Trump Gutted the CDC and Now There’s One Person Left to Handle a Rabies Crisis

The agency that catches outbreaks before they start is running on fumes.

Welp. The CDC just stopped testing for rabies. Not because rabies is gone. Because there’s barely anyone left who knows how to do it.

On March 30, 2026, the CDC quietly updated its infectious disease test directory and pulled rabies and poxvirus testing from the list of services it provides to state and local health departments. The agency’s explanation, delivered by a government spokesman, was that this is “a routine review to uphold our commitment to high-quality laboratory testing.”

That is the kind of sentence that is technically words in an order.

What actually happened is this: the Trump administration spent all of 2025 firing people at the CDC – through layoffs, hiring freezes, and the kind of mass resignation that happens when you make it clear scientists aren’t welcome. Overall staffing fell somewhere between 20 and 25 percent. The poxvirus and rabies labs specifically lost about half their people. By July, according to internal documents obtained by the New York Times, the rabies team will be down to a single clinician-advisor. The pox team will have nobody.

Nobody.

That single remaining rabies person won’t even be able to staff after-hours calls – the round-the-clock advisory support the CDC has long provided to states trying to figure out if someone who got bit by a bat last Tuesday needs treatment. Because rabies is nearly 100% fatal once symptoms start, but almost entirely preventable if you catch it in time.

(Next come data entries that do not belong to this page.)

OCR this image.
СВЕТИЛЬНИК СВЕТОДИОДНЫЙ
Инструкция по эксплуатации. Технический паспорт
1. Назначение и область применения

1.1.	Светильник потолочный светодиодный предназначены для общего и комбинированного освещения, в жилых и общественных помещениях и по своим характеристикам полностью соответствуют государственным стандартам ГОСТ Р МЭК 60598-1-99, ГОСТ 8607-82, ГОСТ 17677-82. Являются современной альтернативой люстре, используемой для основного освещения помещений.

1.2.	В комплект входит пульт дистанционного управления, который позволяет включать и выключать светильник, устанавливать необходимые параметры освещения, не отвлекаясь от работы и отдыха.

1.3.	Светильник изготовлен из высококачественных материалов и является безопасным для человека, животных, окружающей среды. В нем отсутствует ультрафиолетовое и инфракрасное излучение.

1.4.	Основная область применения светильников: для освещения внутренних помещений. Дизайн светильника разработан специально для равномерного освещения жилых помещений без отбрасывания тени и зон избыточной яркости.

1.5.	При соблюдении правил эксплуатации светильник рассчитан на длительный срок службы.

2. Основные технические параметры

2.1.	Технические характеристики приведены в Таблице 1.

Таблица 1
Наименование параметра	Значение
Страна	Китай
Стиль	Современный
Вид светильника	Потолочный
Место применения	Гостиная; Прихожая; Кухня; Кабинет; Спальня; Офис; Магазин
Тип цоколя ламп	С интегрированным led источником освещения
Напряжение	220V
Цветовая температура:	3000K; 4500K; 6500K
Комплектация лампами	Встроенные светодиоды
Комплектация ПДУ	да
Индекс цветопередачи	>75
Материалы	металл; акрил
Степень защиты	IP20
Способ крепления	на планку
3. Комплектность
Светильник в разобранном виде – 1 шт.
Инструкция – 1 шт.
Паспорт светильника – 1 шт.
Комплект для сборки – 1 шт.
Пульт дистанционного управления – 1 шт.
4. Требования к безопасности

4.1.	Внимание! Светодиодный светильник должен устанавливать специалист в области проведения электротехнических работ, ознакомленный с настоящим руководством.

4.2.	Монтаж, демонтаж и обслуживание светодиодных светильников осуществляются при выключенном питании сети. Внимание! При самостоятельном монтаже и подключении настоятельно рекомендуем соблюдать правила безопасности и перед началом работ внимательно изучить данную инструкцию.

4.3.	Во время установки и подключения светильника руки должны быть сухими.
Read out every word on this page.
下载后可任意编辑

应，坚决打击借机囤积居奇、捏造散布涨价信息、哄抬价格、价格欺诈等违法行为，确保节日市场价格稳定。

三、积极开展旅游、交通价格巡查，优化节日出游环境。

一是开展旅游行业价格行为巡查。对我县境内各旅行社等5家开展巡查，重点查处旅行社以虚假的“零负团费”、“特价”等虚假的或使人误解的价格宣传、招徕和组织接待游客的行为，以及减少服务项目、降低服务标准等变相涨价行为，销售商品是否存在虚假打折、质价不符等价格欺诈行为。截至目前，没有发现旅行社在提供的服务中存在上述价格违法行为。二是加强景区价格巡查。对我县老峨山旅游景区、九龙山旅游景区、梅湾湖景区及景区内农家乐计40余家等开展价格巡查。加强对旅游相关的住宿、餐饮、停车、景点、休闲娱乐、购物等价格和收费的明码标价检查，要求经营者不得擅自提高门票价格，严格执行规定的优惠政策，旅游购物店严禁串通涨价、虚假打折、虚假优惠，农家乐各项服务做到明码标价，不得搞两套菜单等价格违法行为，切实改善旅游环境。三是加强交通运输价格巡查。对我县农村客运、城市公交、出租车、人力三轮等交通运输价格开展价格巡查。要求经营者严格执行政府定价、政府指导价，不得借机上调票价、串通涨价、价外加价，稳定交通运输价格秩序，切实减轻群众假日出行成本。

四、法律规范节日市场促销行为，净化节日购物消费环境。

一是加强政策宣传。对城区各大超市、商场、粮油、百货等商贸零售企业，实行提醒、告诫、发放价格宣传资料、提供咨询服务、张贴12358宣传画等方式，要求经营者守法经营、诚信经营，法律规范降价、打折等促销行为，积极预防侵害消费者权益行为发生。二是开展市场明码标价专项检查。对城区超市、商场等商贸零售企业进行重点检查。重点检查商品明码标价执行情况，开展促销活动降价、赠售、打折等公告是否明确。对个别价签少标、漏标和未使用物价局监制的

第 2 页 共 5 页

The entire system depends on fast answers. About 60,000 Americans get treated for potential exposure every year. The testing infrastructure is what makes those decisions possible.

And the CDC is the only U.S. reference laboratory for rabies diagnosis. That’s not a redundancy issue – that’s just what’s true. Some large state labs in New York and California can pick up some of the slack, but most states can’t, and for the ones that can’t, the answer is now “try a commercial lab and hope.”

Meanwhile, the agency has been without a permanent director since August 2025, when Susan Monarez was removed. The acting director right now is Jay Bhattacharya, who is also simultaneously running the National Institutes of Health, which is located hundreds of miles away from CDC headquarters in Atlanta. The proposed FY2026 budget would cut CDC funding by 42 percent.

The administration’s position is that the testing pause is temporary. They’re also proposing to cut almost half the agency’s budget, so I’d love to know what “temporary” means on their timeline.

The US is coming up on the 2026 World Cup, which is being hosted partly in the United States. Hundreds of thousands of international visitors. The kind of event where public health surveillance actually matters. The CDC’s infectious disease testing infrastructure – the one that catches the thing before it becomes the thing – is running on fumes, with a one-person rabies team and a pox team of zero.

If a bat bites someone in Montana and the local health department needs a 2 a.m. consult, good luck.